O líder do principal partido opositor do Zimbábue, Morgan Tsvangirai, anunciou neste domingo que não participará do segundo turno da eleição presidencial de sábado contra Robert Mugabe porque não existem garantias de que a votação será livre e justa, uma decisão que praticamente garante a reeleição de Robert Mugabe.

"Nós, no MDC (seu Movimento pela Mudança Democrática), não podemos pedir (aos eleitores) que votem no dia 27 porque este voto poderá custar suas vidas", declarou Tsvangirai em uma entrevista coletiva à imprensa em Harare.

"Não continuaremos participando desta farsa violenta e ilegítima deste processo eleitoral", assegurou.

Segundo Tsvangirai, Mugabe "declarou guerra ao afirmar que as balas de fuzil prevalecem sobre as cédulas de votação".

Mugabe e Tsvangirai disputariam na próxima sexta-feira o segundo turno das eleições presidenciais, quase dois meses depois do primeiro duelo e de várias semanas de violência política.

"Acreditamos que eleições que reflitam a vontade do povo são impossíveis", considerou.

Seu abandono praticamente garante a vitória de Mugabe, de 84 anos, que governa o país desde sua independência da Grã-Bretanha, em 1980.

O partido de Mugabe, a União Nacional Africana do Zimbábue-Frente Patriótica (ZANU-PF), considerou que Tsvangirai decidiu desistir da eleição porque "não restava outra opção" se quisesse "evitar uma derrota humilhante", de acordo com seu porta-voz, Patrick Chinamasa.

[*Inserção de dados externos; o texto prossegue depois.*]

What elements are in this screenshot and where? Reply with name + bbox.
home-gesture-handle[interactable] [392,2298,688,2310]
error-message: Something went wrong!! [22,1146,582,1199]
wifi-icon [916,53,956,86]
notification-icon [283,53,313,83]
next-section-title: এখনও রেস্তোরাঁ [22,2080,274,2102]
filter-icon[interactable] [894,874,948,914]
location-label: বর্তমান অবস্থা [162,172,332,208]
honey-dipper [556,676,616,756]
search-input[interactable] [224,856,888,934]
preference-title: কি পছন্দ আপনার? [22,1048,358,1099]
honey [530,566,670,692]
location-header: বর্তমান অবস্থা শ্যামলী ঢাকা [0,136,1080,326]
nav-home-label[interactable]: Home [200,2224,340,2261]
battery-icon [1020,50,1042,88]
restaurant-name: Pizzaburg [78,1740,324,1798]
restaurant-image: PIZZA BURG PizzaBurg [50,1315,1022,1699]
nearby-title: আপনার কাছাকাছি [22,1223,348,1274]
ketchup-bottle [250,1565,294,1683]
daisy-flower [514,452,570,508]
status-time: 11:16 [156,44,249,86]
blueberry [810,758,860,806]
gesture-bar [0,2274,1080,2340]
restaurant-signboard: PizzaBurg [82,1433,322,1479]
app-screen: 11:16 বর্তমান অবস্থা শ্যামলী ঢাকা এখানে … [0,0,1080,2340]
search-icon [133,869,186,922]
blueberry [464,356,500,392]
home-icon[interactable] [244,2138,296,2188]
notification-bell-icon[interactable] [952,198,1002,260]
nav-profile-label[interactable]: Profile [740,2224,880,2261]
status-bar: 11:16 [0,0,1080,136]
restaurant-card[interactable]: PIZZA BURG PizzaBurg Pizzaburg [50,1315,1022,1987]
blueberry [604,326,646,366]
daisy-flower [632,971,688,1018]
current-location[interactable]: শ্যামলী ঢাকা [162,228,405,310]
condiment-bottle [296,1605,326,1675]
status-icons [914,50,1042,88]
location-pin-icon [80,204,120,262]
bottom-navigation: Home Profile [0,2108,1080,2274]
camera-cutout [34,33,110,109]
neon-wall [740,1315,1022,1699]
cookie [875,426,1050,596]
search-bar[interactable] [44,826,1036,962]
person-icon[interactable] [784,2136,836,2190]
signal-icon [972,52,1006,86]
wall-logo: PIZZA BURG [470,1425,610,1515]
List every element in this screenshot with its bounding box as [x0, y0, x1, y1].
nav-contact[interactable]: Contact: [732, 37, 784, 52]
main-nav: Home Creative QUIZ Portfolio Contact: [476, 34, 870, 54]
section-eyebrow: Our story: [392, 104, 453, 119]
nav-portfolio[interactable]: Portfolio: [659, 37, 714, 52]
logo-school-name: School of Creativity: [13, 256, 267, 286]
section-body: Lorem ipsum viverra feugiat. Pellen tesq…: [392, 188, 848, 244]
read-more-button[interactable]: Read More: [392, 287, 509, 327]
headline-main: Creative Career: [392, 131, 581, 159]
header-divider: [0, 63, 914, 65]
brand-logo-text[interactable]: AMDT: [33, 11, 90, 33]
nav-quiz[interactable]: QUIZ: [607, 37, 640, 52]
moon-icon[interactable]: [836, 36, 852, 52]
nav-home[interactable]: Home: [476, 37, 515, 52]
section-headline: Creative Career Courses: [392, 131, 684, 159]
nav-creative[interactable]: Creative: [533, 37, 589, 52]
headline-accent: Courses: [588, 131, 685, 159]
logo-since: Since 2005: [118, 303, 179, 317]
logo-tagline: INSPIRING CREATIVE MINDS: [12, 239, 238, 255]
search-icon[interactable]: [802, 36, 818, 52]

O líder opositor "sabe que" seu partido "não se preparou o suficiente e que ele passou tempo demais no exterior reunindo-se com gente que não conta muito", disse o porta-voz do ZANU-PF, Patrick Chinamasa.

Tsvangirai realizou uma viagem diplomática após o primeiro turno das eleições presidenciais de 29 de março, na qual ficou em vantagem em relação a Mugabe, sem ter obtido, entretanto, a maioria necessária para evitar o segundo duelo.

O líder opositor negou que sua desistência da disputa eleitoral se deva a um pedido pessoal do presidente sul-africano, Thabo Mbeki, para que aceitasse a formação de um governo de unidade nacional com Mugabe.

Vários rumores apresentados pela imprensa sul-africana indicavam que Mbeki, mediador da crise zimbabuana, estava pressionando ambas as partes a cancelarem o segundo turno e a iniciar um diálogo com o objetivo de criar um gabinete de união.

A campanha eleitoral foi manchada de sangue devido à morte de 70 militantes opositores, segundo o MDC, e ao clima de violência .

Tsvangirai pediu que as Nações Unidas e as organizações pan-africanas que "intervenham para conter" o que chamou de "genocídio" em seu país.

O partido enfrentou grandes obstáculos durante a campanha. Tsvangirai foi detido cinco vezes, e seu número dois, Tendai Biti, está preso por subversão, uma acusação passível de pena de morte.

Mugabe ameaçou continuar detendo os líderes da oposição por atos de violência, enquanto que a ONU responsabilizou os militantes do presidente pela instabilidade no país.

O líder do país desafiou as críticas internacionais sobre a campanha eleitoral. Na sexta-feira, afirmou que "apenas Deus" podia retirá-lo do cargo.

Logo após o comunicado da oposição, a Casa Branca pediu neste domingo ao governo do Zimbábue e a seus "capangas" que "parem com a violência imediatamente".

"O governo do Zimbábue e seus capangas devem parar a violência agora", disse o porta-voz da Casa Branca Carlton Carroll em um comunicado.

O comunicado não mencionou especificamente a desistência de Morgan Tsvangirai.

Já o ministro das Relações Exteriores da Grã-Bretanha, David Miliband, afirmou que o presidente do Zimbábue não pode mais ser um líder legítimo após o anúncio de Tsvangirai.